Aku tidak tahu bagaimana lagi reaksi Arista saat aku pergi meninggalkannya dengan cara tidak sopan seperti itu. Namun, aku berharap bahwa dia tidak marah dan membawa teman-teman yang lain ke sini.
“Kau mau ke mana? Tugasmu penutupan belum selesai,” kata Jeselyn berusaha menahan tanganku agar aku tidak pergi dari café tersebut sebelum tugas selesai dan juga absen malam.
“A-aku sedikit mual dan pusing, aku takut jika naik ke panggung dan akan muntah karena perutku yang tidak enak, entah mungkin asam lambungku sedang naik,” ucapku pada Jeselyn membuat gadis itu perlahan melepaskan tangannya dari tanganku kemudian memperbolehkan aku pulang lebih dahulu.
“Baiklah, sampai jumpa di kost. Apakah kau mau menitip sesuatu?” tanya Jeselyn yang benar-benar sangat perhatian, aku hanya bisa menggeleng kemudian pamit padanya untuk segera pulang sebelum Arista melihatku lebih lama.
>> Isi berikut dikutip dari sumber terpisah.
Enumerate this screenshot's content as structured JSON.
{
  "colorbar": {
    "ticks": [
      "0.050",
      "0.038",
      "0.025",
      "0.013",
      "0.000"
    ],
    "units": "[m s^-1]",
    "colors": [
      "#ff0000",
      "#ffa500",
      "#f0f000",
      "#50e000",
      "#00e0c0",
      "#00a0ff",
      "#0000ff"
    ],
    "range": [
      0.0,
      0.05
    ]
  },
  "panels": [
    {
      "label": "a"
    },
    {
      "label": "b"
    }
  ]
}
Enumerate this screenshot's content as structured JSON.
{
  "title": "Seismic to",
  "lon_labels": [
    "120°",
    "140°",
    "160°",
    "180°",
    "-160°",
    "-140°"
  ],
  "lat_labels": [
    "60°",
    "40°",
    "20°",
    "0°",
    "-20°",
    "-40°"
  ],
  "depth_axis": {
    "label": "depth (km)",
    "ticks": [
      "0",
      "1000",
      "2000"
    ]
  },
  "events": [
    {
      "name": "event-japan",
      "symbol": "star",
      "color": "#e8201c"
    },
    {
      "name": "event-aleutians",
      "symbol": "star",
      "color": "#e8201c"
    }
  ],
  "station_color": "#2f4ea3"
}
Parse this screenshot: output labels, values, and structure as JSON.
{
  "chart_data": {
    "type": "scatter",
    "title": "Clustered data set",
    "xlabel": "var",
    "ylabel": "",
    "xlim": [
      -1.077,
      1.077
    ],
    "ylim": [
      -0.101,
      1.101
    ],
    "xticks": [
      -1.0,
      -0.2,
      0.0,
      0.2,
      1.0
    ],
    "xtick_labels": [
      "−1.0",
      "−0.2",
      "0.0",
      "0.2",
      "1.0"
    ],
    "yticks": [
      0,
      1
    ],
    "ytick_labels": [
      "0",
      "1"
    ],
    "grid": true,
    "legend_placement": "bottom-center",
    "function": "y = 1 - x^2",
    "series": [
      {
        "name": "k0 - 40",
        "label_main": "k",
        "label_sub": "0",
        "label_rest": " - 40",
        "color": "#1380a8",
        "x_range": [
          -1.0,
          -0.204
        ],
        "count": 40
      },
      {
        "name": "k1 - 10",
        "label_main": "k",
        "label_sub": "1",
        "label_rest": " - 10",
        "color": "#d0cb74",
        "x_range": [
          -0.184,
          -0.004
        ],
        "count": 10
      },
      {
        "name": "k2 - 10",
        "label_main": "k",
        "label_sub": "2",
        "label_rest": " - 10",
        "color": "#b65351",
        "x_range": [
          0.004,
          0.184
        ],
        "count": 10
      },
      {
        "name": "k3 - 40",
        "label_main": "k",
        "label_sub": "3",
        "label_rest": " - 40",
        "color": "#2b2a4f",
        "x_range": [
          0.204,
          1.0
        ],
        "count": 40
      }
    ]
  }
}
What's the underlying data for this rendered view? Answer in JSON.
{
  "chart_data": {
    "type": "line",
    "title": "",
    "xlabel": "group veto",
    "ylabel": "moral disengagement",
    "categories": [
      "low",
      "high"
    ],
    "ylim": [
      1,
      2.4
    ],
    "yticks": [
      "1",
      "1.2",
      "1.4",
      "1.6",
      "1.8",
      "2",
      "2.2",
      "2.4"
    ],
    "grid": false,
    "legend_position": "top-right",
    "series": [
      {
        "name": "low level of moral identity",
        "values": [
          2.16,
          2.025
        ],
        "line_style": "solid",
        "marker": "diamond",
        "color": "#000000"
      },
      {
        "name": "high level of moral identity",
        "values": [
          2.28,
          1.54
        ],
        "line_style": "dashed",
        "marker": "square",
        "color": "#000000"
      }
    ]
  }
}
Aku merasa bersyukur karena akhirnya aku bisa keluar dari café tersebut, aku yakin bahwa Arista masih berada di café itu dan tidak akan mengikutiku karena dia kesal terhadap sikapku yang sombong.
Namun, saat aku melangkah keluar dari gedung tersebut aku melihat pemuda yang menyebrangiku jalan kemarin malam. Dia seperti biasa berada di atas motornya sambil mendengarkan musik dengan earphone yang menyumpal telinganya, aku sedikit merasa heran karena pemuda itu tidak ke diskotik yang berada di lantai tiga padahal lebih besar dan asik di sana jika ingin mendengar musik.
Aku melangkah melewatinya kemudian menunggu jalanan sedikit sepi agar aku bisa menyebrang jalan. Sementara itu, aku hanya berfokus memikirkan Arista yang baru saja datang menemuiku. Rasanya itu sangat menyedihkan karena aku kira dengan aku lulus dari SMA Global, maka hidupku menjadi lebih baik daripada saat aku masih berada di sekolah yang tidak mempunyai rasa keadilan itu.
Tiba-tiba saja pemuda yang memakai hoodie itu menarik tanganku untuk menyebrang dan hal tersebut tentu saja membuat aku kalap karena terakhir aku melihat jalanan begitu sangat ramai hingga aku tidak tahu harus menyebrang bagaimana, lalu pemuda itu malah menarik tanganku seperti itu secara mendadak.
“Hei, apakah kau tidak punya sopan santun? Jika kau bekerja sebagai satpam di tempat ini kenapa tidak menanyakan aku mau diseberangi atau tidak?” seruku dengan sedikit kesal, ini sudah kedua kalinya ia menarikku tanpa berbicara apa pun dan meninggalkanku di sebuah gang di mana tempatku tinggal.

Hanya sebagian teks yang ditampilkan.